Alright, Ok, I was lying about the lions. But Northern Thailand is well known for its tigers and sun bears, and while many of these tigers are now in captivity and heavily drugged for the stereotypical tourist photo opportunities, it is still an unnerving experience to prance around the Thai jungle and its remote villages in the knowledge that deadly tigers are occasionally spotted here in the wild.
About an hours flight from Bangkok, Chiang Mai is the most important city in the north of Thailand and receives its fair share of backpackers all year round, even during the wet season. While not as renowned for its partying as the beach towns of the south, Chiang Mai nonetheless caters for the young crowd with bars and clubs as well as more traditional tourist attractions such as jungle treks and white water rafting, as well as containing many ancient temples at which to marvel.
Being Thailand, you won’t be on your own here in Chiang Mai. People of all ages (but I found more young people than adults) will be sharing hostels and guesthouses, and competing for tuktuk rides to the nearest market! The cost of living in Chiang Mai is so cheap, that it’s easy to see why so many backpackers make this place their home (or at least visit for a little while) when they’re travelling in Thailand.
The traditional Chiang Mai festival is called Loy Krathong (Festival of Lights). This is a festival celebrated annually throughout Thailand (and Laos, and a few states in Malaysia). The name could be translated as “to float a basket”, and comes from the tradition of making buoyant (krathong) decorated baskets, which are then floated on a river. Loi Krathong takes place on the evening of the full moon of the 12th month in the traditional Thai lunar calendar; hence, the exact date of the festival changes every year. In 2016, it will occur on November 15!
Many visitors to Chiang Mai will enjoy an elephant ride through the jungle and across ravines and rivers. This was a fantastic experience from a usually docile creature, and I would recommend this to everybody – so long as you can use your common sense to determine whether these elephants are being kept in a healthy environment. If they aren’t, don’t pay, but if they are, then enjoy yourself and get as many photos as you can, as it’s not something you can do every day of the week back home!
While not as spectacular as some of the temples in neighbouring Myanmar or Cambodia, Chiang Mai has its fair share of cool Buddhist temples and monasteries to visit.

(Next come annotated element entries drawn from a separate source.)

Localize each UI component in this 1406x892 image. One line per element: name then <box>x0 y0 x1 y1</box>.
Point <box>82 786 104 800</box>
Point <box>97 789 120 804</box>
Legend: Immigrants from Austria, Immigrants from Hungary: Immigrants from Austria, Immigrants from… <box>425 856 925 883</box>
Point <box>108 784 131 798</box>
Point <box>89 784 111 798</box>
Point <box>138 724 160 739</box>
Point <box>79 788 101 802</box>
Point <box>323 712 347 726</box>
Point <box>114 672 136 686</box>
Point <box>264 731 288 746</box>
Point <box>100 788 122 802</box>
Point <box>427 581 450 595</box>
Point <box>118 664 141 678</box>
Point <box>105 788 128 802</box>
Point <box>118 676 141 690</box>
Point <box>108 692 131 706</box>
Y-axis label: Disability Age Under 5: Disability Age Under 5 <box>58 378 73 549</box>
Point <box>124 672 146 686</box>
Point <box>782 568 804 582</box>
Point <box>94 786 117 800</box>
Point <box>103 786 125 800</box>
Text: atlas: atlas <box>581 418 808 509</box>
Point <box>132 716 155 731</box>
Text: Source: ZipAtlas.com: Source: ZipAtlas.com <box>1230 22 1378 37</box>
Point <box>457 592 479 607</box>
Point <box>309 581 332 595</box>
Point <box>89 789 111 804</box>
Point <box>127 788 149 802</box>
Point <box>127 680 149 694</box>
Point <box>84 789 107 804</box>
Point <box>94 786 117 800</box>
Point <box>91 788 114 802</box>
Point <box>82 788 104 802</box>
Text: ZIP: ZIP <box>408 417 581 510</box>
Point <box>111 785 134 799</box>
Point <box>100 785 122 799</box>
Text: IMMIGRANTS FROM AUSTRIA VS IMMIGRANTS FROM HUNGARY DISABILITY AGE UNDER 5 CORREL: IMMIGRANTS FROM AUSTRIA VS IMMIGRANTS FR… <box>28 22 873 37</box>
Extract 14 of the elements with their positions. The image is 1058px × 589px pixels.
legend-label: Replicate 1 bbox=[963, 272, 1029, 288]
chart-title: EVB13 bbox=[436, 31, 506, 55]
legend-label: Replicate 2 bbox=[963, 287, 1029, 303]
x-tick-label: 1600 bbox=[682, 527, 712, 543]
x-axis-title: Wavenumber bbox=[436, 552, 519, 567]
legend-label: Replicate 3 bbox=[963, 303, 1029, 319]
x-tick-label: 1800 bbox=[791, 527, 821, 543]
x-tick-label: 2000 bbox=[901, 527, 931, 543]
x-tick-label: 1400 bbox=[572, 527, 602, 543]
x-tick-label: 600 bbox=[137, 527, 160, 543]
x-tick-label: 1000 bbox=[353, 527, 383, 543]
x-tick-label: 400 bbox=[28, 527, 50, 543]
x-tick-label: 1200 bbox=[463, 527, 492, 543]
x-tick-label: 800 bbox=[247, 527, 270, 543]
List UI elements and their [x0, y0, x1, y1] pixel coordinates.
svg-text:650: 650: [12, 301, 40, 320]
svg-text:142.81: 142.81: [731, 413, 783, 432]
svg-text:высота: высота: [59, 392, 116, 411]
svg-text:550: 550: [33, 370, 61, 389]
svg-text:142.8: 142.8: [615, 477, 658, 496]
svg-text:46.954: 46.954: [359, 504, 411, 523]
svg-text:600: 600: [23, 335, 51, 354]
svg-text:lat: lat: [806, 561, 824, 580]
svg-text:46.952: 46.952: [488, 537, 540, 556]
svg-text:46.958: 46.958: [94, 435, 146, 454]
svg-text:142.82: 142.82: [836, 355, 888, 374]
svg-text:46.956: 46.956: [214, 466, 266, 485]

When you remember that Chiang Mai was once the capital of the ancient Kingdom of Lanna, you must agree that a trip to the northern part of Thailand would not be complete without taking in the sights at a few of these temples. The most spectacular temple here is unquestionably the 14th century Wat Phrathat Doi Suthep, which remains to this day a working Buddhist monastery and houses a copy of the Emerald Buddha (the real one sits in Bangkok’s Grand Palace). Wat Chedi Luang, which was damaged beyond repair by an earthquake in the 16th century, and the dark and mysterious Wat Umong are also highlights of Chiang Mai. Please check my following post for some other insights into Chiang Mai’s best temples.
Food in Chiang Mai is well-known, as the city is the culinary centre of Thailand. Even more so than Bangkok, Chiang Mai is a mecca for local Thai dishes and sumptuous (and cheap!) street food. The best locations for street food are Chiang Mai Gate, Chiang Pheuak Gate, and the Saturday Walking Street. It is there where you will find the tastiest and freshest dishes (make sure you try the Kaeng Pa “Jungle Curry”, the Sai Ua “Chiang Mai Sausages, and the Som Tam “Papaya Salad”), and you may also get the chance to sit down and enjoy it with the locals – so brush up on that Thai language, won’t you!